Author Name : G. Karthikeyan , K. Suresh
Copyright: ©2025 | Pages: 31
DOI: 10.71443/9789349552111-16
Received: 29/09/2024 Accepted: 28/12/2024 Published: 17/03/2025
The integration of IIoT with predictive maintenance has transformed autonomous manufacturing by enhancing system reliability, minimizing downtime, and optimizing operational efficiency. The scalability and interoperability of IIoT-driven predictive maintenance systems remain critical challenges due to the heterogeneity of industrial assets, real-time data processing constraints, and cybersecurity vulnerabilities. This book chapter presents a comprehensive framework for scalable and interoperable IIoT-enabled predictive maintenance, addressing key aspects such as edge and fog computing, AI-driven resource allocation, and graph-based analytics for complex failure prediction. The chapter explores middleware solutions for seamless interoperability, resilience mechanisms for fault-tolerant security architectures, and autonomous edge-orchestrated maintenance strategies. It examines advanced data management techniques that enhance predictive analytics while ensuring cybersecurity and data integrity in large-scale industrial environments. By integrating cutting-edge advancements in AI, distributed computing, and blockchain, the proposed methodologies enhance the adaptability and security of IIoT-based predictive maintenance in smart factories.

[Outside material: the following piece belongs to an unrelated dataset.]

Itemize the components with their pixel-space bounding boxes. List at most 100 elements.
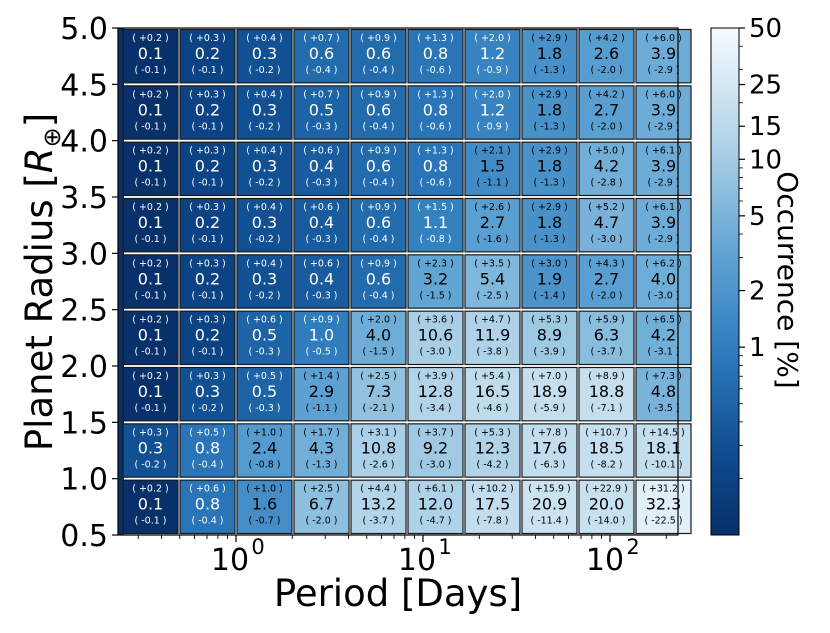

This chapter provides valuable insights into overcoming scalability and interoperability challenges, paving the way for robust, intelligent, and secure maintenance ecosystems in next-generation autonomous manufacturing.
The advent of the IIoT has redefined predictive maintenance in autonomous manufacturing by enabling real-time monitoring, data-driven decision-making, and proactive fault prevention [1]. Traditional maintenance strategies, such as reactive and preventive approaches, often lead to unnecessary downtime, increased operational costs, and inefficient resource utilization [2,3]. In contrast, predictive maintenance leverages IIoT sensors, machine learning models, and big data analytics to forecast equipment failures before occur, thereby optimizing maintenance schedules and improving asset reliability [4]. Implementing scalable and interoperable IIoT-driven predictive maintenance systems presents significant challenges due to the heterogeneity of industrial environments, the complexity of data integration, and the need for real-time decision-making under resource constraints [5,6]. Addressing these challenges requires advanced architectural frameworks capable of handling high-frequency sensor data, intelligent workload distribution, and secure data exchange across diverse industrial networks [7].

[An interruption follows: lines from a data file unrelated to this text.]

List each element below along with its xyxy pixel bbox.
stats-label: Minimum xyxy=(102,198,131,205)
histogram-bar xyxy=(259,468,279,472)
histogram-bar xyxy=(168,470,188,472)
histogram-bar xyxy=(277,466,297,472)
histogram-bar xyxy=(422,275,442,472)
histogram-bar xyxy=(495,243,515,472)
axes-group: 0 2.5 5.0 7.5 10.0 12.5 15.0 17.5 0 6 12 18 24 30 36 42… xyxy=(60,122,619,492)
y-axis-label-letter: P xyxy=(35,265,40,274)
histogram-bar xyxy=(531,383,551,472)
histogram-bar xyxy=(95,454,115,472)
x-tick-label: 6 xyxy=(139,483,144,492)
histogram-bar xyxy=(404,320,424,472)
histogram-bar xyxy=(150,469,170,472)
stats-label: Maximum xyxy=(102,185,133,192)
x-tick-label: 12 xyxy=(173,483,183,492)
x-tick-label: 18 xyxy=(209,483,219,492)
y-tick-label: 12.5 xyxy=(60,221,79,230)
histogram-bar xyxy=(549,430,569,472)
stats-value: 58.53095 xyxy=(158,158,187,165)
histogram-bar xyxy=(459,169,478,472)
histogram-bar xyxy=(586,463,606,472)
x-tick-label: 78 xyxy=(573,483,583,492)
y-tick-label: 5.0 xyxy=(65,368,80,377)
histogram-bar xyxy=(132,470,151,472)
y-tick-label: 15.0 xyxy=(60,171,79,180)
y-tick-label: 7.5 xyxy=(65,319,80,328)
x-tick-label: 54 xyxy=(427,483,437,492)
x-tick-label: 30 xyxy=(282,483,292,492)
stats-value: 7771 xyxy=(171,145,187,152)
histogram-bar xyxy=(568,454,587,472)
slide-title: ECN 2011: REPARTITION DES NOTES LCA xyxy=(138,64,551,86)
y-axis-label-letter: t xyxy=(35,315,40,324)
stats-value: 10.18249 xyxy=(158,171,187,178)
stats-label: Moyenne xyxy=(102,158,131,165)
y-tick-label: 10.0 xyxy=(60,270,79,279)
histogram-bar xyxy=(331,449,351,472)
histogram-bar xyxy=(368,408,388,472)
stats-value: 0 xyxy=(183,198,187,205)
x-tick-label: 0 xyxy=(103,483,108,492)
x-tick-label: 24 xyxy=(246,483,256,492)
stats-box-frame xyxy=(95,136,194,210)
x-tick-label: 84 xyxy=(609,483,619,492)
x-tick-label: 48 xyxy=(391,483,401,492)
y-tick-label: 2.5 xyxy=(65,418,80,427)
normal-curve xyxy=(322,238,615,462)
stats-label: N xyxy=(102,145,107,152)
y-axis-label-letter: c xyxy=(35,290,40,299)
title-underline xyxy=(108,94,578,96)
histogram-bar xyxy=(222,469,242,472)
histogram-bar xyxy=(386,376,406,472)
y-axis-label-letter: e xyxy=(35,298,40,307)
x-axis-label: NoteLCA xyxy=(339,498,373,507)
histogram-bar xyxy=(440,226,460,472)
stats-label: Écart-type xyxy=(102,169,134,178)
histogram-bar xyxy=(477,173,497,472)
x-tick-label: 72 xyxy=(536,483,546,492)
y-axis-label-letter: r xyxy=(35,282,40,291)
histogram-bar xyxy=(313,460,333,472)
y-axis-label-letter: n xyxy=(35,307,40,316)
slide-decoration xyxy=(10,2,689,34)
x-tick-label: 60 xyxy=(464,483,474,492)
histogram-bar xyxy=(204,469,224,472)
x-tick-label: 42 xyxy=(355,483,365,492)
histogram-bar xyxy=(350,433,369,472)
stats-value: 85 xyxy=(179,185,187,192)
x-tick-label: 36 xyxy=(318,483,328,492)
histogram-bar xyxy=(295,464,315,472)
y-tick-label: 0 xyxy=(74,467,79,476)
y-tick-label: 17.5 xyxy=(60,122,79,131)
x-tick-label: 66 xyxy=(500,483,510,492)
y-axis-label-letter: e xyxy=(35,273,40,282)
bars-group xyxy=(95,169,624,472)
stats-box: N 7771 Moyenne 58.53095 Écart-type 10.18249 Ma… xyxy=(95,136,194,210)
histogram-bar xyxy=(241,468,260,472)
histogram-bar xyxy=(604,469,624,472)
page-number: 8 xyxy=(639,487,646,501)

Scalability was a fundamental requirement for IIoT-based predictive maintenance systems, as industrial environments generate vast amounts of high-velocity data from numerous interconnected devices [8]. Centralized cloud-based architectures often struggle with processing large-scale industrial data in real-time, resulting in latency issues and inefficient utilization of computational resources [9]. To overcome these limitations, distributed computing paradigms such as edge and fog computing have been introduced, allowing data processing to be performed closer to the source [10,11]. Edge computing enables localized decision-making by analyzing sensor data in real-time, reducing dependence on cloud infrastructure and ensuring minimal latency [12]. Additionally, AI-driven resource allocation techniques optimize computational efficiency by dynamically distributing workloads across edge and cloud environments [13]. These advancements enhance system responsiveness and support the seamless scalability of predictive maintenance solutions in complex industrial settings [14].